Assim como o tenente 012, eu ainda não sei se falavam sério ou faziam piada. Os perceptíveis sustos com os barulhos de tiro no início do espetáculo não se equiparam ao tiro perceptível que ecoou ao final da peça. “Guerra, formigas e palhaços” é pra sentir tudo isso, do bombardeio à miudeza, e questionar-se ainda mais.
Com um roteiro sensível, até mesmo as piadas fazem parte de um diálogo frágil e comovente. Em cinco meses de convivência hostil diária, o tenente 012 e o soldado 033, se engraçam até com seus sobrenomes depois de tanto tempo se conhecendo apenas por seus postos e números, um padrão que lhes rouba a própria identidade.
Desamparados e perdidos, em si e na guerra, o batalhão de dois homens recorre à insanidade de ter fé até em estrelas cadentes e num rádio mudo, que não responde ao pedido de resgate e reforço.

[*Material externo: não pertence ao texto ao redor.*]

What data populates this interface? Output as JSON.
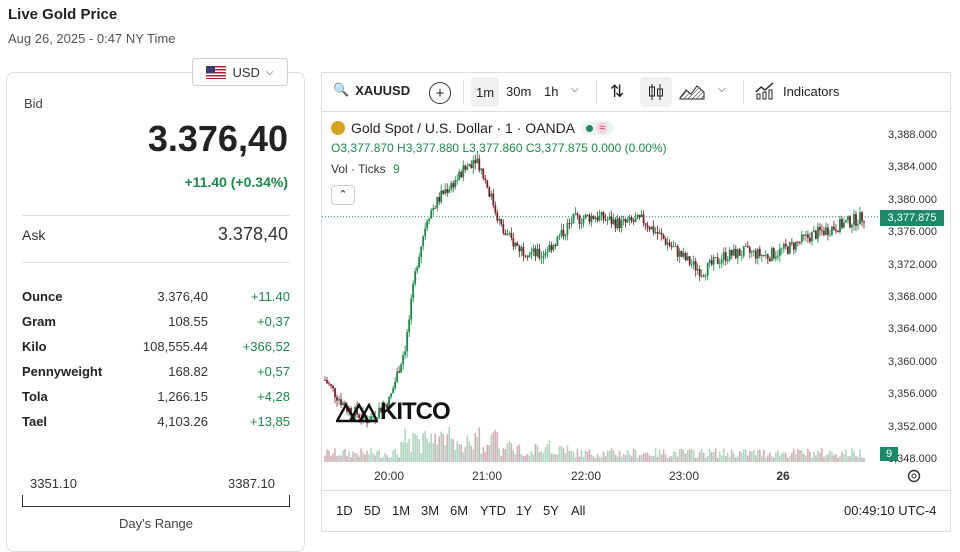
{
  "header": {
    "title": "Live Gold Price",
    "subtitle": "Aug 26, 2025 - 0:47 NY Time"
  },
  "currency": {
    "label": "USD",
    "icon": "us-flag-icon"
  },
  "bid": {
    "label": "Bid",
    "price": "3.376,40",
    "change": "+11.40 (+0.34%)"
  },
  "ask": {
    "label": "Ask",
    "price": "3.378,40"
  },
  "units": [
    {
      "unit": "Ounce",
      "price": "3.376,40",
      "change": "+11.40"
    },
    {
      "unit": "Gram",
      "price": "108.55",
      "change": "+0,37"
    },
    {
      "unit": "Kilo",
      "price": "108,555.44",
      "change": "+366,52"
    },
    {
      "unit": "Pennyweight",
      "price": "168.82",
      "change": "+0,57"
    },
    {
      "unit": "Tola",
      "price": "1,266.15",
      "change": "+4,28"
    },
    {
      "unit": "Tael",
      "price": "4,103.26",
      "change": "+13,85"
    }
  ],
  "days_range": {
    "low": "3351.10",
    "high": "3387.10",
    "label": "Day's Range"
  },
  "toolbar": {
    "symbol": "XAUUSD",
    "timeframes": [
      "1m",
      "30m",
      "1h"
    ],
    "indicators_label": "Indicators"
  },
  "legend": {
    "title": "Gold Spot / U.S. Dollar · 1 · OANDA",
    "ohlc": "O3,377.870 H3,377.880 L3,377.860 C3,377.875 0.000 (0.00%)",
    "vol_label": "Vol · Ticks",
    "vol_value": "9"
  },
  "chart_data": {
    "type": "candlestick",
    "y_ticks": [
      "3,388.000",
      "3,384.000",
      "3,380.000",
      "3,376.000",
      "3,372.000",
      "3,368.000",
      "3,364.000",
      "3,360.000",
      "3,356.000",
      "3,352.000",
      "3,348.000"
    ],
    "x_ticks": [
      "20:00",
      "21:00",
      "22:00",
      "23:00",
      "26"
    ],
    "last_price": "3,377.875",
    "last_volume": "9",
    "ylim": [
      3348,
      3390
    ],
    "path": [
      {
        "t": 0.0,
        "v": 3357.5
      },
      {
        "t": 0.04,
        "v": 3354.0
      },
      {
        "t": 0.08,
        "v": 3352.5
      },
      {
        "t": 0.12,
        "v": 3355.0
      },
      {
        "t": 0.15,
        "v": 3362.0
      },
      {
        "t": 0.17,
        "v": 3372.0
      },
      {
        "t": 0.19,
        "v": 3378.0
      },
      {
        "t": 0.22,
        "v": 3381.0
      },
      {
        "t": 0.25,
        "v": 3383.0
      },
      {
        "t": 0.28,
        "v": 3385.5
      },
      {
        "t": 0.3,
        "v": 3382.0
      },
      {
        "t": 0.33,
        "v": 3376.0
      },
      {
        "t": 0.36,
        "v": 3374.0
      },
      {
        "t": 0.4,
        "v": 3373.0
      },
      {
        "t": 0.43,
        "v": 3375.0
      },
      {
        "t": 0.46,
        "v": 3377.5
      },
      {
        "t": 0.5,
        "v": 3378.0
      },
      {
        "t": 0.55,
        "v": 3377.0
      },
      {
        "t": 0.59,
        "v": 3377.5
      },
      {
        "t": 0.63,
        "v": 3375.0
      },
      {
        "t": 0.67,
        "v": 3372.5
      },
      {
        "t": 0.7,
        "v": 3371.0
      },
      {
        "t": 0.74,
        "v": 3373.0
      },
      {
        "t": 0.78,
        "v": 3373.5
      },
      {
        "t": 0.82,
        "v": 3373.0
      },
      {
        "t": 0.86,
        "v": 3374.0
      },
      {
        "t": 0.9,
        "v": 3375.5
      },
      {
        "t": 0.94,
        "v": 3376.5
      },
      {
        "t": 1.0,
        "v": 3377.9
      }
    ]
  },
  "range_buttons": [
    "1D",
    "5D",
    "1M",
    "3M",
    "6M",
    "YTD",
    "1Y",
    "5Y",
    "All"
  ],
  "clock": "00:49:10 UTC-4",
  "watermark": "KITCO",
  "colors": {
    "up": "#1a8a4a",
    "down": "#7a1e2c",
    "accent": "#1a8a6a"
  }
}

Até que suas preces são amparadas na figura de um palhaço de humor peculiar e duvidoso que vem prometendo salvá-los. Um personagem que trava mais uma batalha de conflitos pessoais e sanidade mental nos soldados, com suas estratégias suicidas, novelas mexicanas e um circo de formigas.

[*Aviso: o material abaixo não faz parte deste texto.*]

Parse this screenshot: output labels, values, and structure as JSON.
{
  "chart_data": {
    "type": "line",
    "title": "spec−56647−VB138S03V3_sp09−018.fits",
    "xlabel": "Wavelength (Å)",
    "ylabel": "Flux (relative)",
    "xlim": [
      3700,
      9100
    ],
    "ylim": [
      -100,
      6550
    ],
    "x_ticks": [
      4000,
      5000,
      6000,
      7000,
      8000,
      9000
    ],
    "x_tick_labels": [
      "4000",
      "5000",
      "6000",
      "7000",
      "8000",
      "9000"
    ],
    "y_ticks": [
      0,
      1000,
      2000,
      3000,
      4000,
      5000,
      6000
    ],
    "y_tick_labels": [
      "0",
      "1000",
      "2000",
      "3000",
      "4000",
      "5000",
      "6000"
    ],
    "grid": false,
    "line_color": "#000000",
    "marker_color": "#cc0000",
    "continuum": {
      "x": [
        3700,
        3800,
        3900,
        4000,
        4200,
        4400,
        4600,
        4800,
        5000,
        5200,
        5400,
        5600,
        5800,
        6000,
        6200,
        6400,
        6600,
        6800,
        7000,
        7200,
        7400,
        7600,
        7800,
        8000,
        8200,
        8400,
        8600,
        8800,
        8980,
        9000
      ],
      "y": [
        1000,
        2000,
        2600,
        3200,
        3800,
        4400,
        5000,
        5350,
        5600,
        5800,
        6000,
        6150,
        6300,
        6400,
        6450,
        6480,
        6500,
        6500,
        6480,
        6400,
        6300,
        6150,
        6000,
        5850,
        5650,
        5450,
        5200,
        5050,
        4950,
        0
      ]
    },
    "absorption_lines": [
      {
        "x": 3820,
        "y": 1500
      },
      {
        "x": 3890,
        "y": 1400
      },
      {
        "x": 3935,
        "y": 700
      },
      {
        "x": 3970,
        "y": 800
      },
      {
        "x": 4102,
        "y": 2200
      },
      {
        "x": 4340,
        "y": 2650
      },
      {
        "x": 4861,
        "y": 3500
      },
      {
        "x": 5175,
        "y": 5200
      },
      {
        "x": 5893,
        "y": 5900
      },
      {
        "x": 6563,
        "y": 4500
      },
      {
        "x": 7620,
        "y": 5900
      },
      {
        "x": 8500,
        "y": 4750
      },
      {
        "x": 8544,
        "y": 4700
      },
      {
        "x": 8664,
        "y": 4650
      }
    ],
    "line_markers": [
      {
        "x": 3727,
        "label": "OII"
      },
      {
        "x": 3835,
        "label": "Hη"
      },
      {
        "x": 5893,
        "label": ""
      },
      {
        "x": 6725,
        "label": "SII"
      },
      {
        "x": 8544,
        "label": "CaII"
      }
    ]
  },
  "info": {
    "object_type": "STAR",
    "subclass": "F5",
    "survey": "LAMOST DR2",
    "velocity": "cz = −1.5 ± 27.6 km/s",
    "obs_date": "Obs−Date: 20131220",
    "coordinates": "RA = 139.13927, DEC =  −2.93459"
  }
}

O medo do desconhecido, então, só encontra redenção quando abraça a loucura. E talvez, para a solidão desvairada a melhor solução seja simplesmente apagar a luz.

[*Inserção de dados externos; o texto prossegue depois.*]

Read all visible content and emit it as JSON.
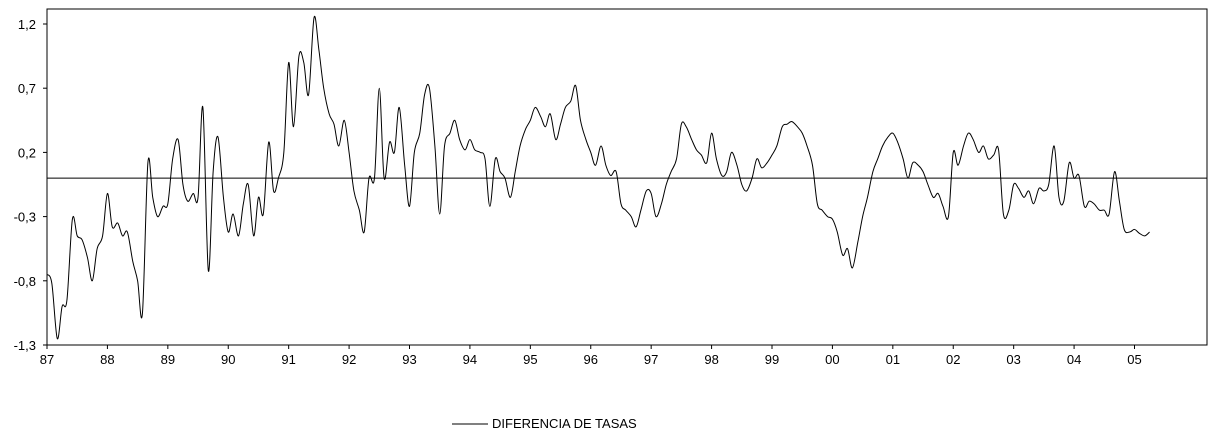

“Guerra, formigas e palhaços”, do Grupo Estação de Teatro, que foi apresentado no último domingo, 22, no Teatro Riachuelo, pelo projeto Jornada Cultural, merece rodar o Brasil inteiro e acertar como uma bomba todos os questionamentos sobre o ser humano e a sua decadência, violência e solidão. E nos ajudar a não matar um palhaço por dia que nos estapeie com um dos seus “você leva tudo muito a sério”.
O meu tiro ainda sangra e ainda estou parada prestes a chorar no Teatro Riachuelo em dúvida se eles falavam sério ou faziam piada.